When the door was shut behind me, it seemed that something huge and heavy had closed itself upon my past, that walls higher than the sky and darker than the night had separated me forever from my decent life, from my dreams of art. There was anguish in my whole being.... For a minute I stood there, stupefied, with swinging arms, with eyes inordinately distended, staring at that prophetic door behind which something had just come to a close, something had just died.


CHAPTER VI

Juliette was not long in wearying of this beautiful apartment where she had promised herself so much peace and happiness. Having arranged her wardrobes and put her knick-knacks in order, she did not know what to do next and was surprised at this discovery. The tapestry no longer excited her admiration, reading afforded her no distraction. She passed from one room to another, without knowing what to do, what to busy her mind with, yawning, stretching herself. She shut herself up in her room where she spent hours in dressing herself, in trying on new clothes in front of the looking glass, in turning the faucet of the bath tub, which occupation amused her for a while, in combing Spy and in making elaborate bows for him from the bands of her old hats.

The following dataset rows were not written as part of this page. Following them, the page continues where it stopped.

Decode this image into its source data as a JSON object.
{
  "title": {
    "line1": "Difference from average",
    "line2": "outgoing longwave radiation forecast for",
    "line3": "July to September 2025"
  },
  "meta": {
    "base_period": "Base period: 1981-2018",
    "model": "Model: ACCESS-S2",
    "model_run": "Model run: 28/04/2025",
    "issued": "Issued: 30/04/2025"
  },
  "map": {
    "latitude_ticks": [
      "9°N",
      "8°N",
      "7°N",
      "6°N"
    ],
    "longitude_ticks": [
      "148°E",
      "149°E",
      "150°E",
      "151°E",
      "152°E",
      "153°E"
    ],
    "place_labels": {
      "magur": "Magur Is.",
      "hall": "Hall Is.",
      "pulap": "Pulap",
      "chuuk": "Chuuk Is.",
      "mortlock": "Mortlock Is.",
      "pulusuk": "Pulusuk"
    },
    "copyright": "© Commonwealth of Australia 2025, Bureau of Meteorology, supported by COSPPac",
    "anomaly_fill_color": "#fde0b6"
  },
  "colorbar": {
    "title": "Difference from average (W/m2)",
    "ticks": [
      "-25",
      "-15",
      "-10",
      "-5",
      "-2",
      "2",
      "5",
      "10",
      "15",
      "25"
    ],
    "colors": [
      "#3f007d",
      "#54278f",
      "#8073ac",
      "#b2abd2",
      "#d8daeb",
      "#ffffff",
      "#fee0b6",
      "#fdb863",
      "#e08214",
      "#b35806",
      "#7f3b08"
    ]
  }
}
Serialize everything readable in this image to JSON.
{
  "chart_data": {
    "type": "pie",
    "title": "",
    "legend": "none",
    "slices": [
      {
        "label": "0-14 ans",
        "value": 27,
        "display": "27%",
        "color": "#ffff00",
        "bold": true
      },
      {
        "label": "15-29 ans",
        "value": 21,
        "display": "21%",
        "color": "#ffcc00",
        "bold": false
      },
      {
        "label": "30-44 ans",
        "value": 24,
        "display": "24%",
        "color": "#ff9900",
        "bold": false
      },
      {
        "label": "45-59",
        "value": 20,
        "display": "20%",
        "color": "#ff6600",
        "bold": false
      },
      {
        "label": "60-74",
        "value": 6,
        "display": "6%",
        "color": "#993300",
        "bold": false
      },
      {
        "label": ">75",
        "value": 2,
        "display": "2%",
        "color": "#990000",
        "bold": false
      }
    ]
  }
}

Managing the house might have filled the void of her idle days, but I soon realized with chagrin that Juliette was not at all the housekeeper she had boasted she was. She was careless, had no taste, was preoccupied only with her linen underwear and her dog; everything else was of no importance to her, and things took their own course or rather went according to the wishes of the servants. Our renewed staff of domestics consisted of a cook, an old, sloppy woman, grasping and ill-tempered, whose cooking talents did not extend beyond tapioca pudding, hashed veal with white sauce and salad; a chamber maid, Celestine, impudent and depraved, who respected only people who spent large sums of money, and a housekeeper, Mother Sochard, who prayed incessantly and often used to get frightfully drunk in order to forget her troubles, as she said: her husband who beat her and took away her money and her daughter who was good for nothing.